I Think I Just Got Patented.

Post Syndicated from Bradley M. Kuhn original http://ebb.org/bkuhn/blog/2010/02/02/took-our-jobs.html

I could not think of anything but the South Park
quote, They took our jobs! when I read
today Black
Duck’s announcement of their patent, Resolving License
Dependencies For Aggregations of Legally-Protectable Content
.

I’ve read through the patent, from the point of view of someone skilled
in this particular art. In fact, I’m specifically skilled in two
distinct arts related to this patent: computer programming and Free
Software license compatibility analysis. It’s from that perspective
that I took a look at this patent.

(BTW, the thing to always remember about reading patents is that the
really significant part isn’t the abstract, which often contains
pie-in-the-sky prose about what the patent covers. The claims are the
real details of the so-called “invention”.)

So, when I look closely at these claims, I am appalled to discover this
patent claims, as a novel invention, things that I’ve done regularly,
with a mix of my brain and a computer, since at least 1999. I quickly
came to the conclusion that this is yet another stupid patent granted by
the USPTO that it would be better to just ignore.

Indeed, ever since Amazon’s one-click patent, I’ve hated the inundation
of “look what stupid patent was granted today” slashdot
items. I think it’s a waste of time, generally speaking, since the
USPTO is granting many stupid software patents every single day. If we
spend our time gawking and saying how stupid they are, we don’t get any
real work done.

But, the (likely obvious) reason this caught my attention is that the
patent covers activities I’ve done regularly for so long. It gives me
this sick feeling in my stomach to read someone else claiming as an
invention something I’ve done and considered quite obvious for more than
a decade.

I’m not a patent agent (nor do I want to be — spending a week of
my life studying for a silly exam to get some credential hasn’t been
attractive to me since I got my Master’s degree), but honestly, I can’t
see how this patented process isn’t obvious to everyone skilled in the
arts of FLOSS license evaluation and computer programming. Indeed, the
process described is so simple-minded, that it’s a waste of time in my
view to spend time writing a software system to do it. With a few one-off
10-line Perl programs and a few greps, I’ve had a computer assist me
with processes like this one many times since the late 1990s.

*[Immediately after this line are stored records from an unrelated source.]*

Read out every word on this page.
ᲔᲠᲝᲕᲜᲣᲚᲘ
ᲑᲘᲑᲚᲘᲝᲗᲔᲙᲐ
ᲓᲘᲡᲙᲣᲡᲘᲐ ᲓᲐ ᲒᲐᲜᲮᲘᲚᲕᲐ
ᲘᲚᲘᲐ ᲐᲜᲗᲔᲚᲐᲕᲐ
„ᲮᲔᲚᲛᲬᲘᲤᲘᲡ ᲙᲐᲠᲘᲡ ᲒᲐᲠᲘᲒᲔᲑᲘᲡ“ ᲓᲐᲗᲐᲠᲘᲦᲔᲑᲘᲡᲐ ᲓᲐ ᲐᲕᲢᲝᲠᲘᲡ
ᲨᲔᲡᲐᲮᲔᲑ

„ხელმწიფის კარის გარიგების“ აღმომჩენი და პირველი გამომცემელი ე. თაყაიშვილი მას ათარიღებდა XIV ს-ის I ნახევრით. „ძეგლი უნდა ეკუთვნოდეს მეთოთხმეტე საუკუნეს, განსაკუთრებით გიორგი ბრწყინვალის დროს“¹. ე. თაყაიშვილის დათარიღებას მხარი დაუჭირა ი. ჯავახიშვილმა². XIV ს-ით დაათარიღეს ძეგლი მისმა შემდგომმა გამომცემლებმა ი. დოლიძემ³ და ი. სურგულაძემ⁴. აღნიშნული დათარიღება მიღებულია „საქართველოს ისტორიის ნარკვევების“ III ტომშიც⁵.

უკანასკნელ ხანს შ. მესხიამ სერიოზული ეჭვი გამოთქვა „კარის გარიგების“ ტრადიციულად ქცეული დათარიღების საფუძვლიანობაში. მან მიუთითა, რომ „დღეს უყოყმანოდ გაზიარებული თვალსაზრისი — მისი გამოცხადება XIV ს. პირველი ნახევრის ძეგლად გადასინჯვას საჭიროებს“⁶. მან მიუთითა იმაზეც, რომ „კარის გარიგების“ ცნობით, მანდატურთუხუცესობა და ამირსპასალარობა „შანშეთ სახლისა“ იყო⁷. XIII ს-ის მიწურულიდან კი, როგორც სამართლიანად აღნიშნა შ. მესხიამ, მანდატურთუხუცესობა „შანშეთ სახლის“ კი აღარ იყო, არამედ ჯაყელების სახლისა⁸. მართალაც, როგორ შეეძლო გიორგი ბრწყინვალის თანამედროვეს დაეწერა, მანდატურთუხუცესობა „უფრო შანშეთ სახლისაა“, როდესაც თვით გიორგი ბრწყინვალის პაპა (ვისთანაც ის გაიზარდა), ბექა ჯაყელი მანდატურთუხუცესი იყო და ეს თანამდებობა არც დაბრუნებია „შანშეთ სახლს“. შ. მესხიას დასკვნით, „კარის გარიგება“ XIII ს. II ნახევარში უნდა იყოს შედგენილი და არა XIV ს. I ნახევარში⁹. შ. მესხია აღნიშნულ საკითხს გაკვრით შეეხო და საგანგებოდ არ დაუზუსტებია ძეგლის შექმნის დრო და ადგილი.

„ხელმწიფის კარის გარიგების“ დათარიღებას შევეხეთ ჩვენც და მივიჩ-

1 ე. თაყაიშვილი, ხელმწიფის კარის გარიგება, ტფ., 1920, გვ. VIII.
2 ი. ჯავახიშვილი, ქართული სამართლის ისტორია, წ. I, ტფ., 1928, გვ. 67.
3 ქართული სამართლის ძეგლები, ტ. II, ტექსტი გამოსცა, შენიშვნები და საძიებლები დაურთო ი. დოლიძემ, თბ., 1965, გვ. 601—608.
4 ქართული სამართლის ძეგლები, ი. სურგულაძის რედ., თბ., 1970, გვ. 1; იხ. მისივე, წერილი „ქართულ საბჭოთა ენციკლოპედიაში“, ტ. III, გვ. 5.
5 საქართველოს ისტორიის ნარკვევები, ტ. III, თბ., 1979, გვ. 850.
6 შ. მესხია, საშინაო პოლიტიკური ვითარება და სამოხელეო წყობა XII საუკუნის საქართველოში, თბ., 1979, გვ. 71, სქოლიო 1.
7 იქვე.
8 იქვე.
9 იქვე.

I do feel some shame that I’ve now contributed to the “hey,
everyone, let’s gawk at this silly pointless surely-invalid
patent” rant. I guess that I have new sympathy for website
designers who were so personally offended regarding the Amazon one-click
patent. I can now confirm first-hand: it does really feel different
when the patent claims seem close to an activity you’ve engaged in
yourself for many years prior to the patent application. It’s when the
horribleness of the software patent system starts to really hit
home.

The saddest part, though, is that Black Duck again shows itself as a
company whose primary goal is to prey on people’s fear of software
freedom. They make proprietary software and acquire software patents
with the primary goal of scaring people into buying stuff they
probably don’t need. I’ve spent a lot more time working regularly on
FLOSS license compliance than anyone who has ever worked at Black Duck.
Simply put, coming into (and staying in) compliance is a much simpler
process than they say, and can be done easily without the use of
overpriced proprietary analysis of codebases.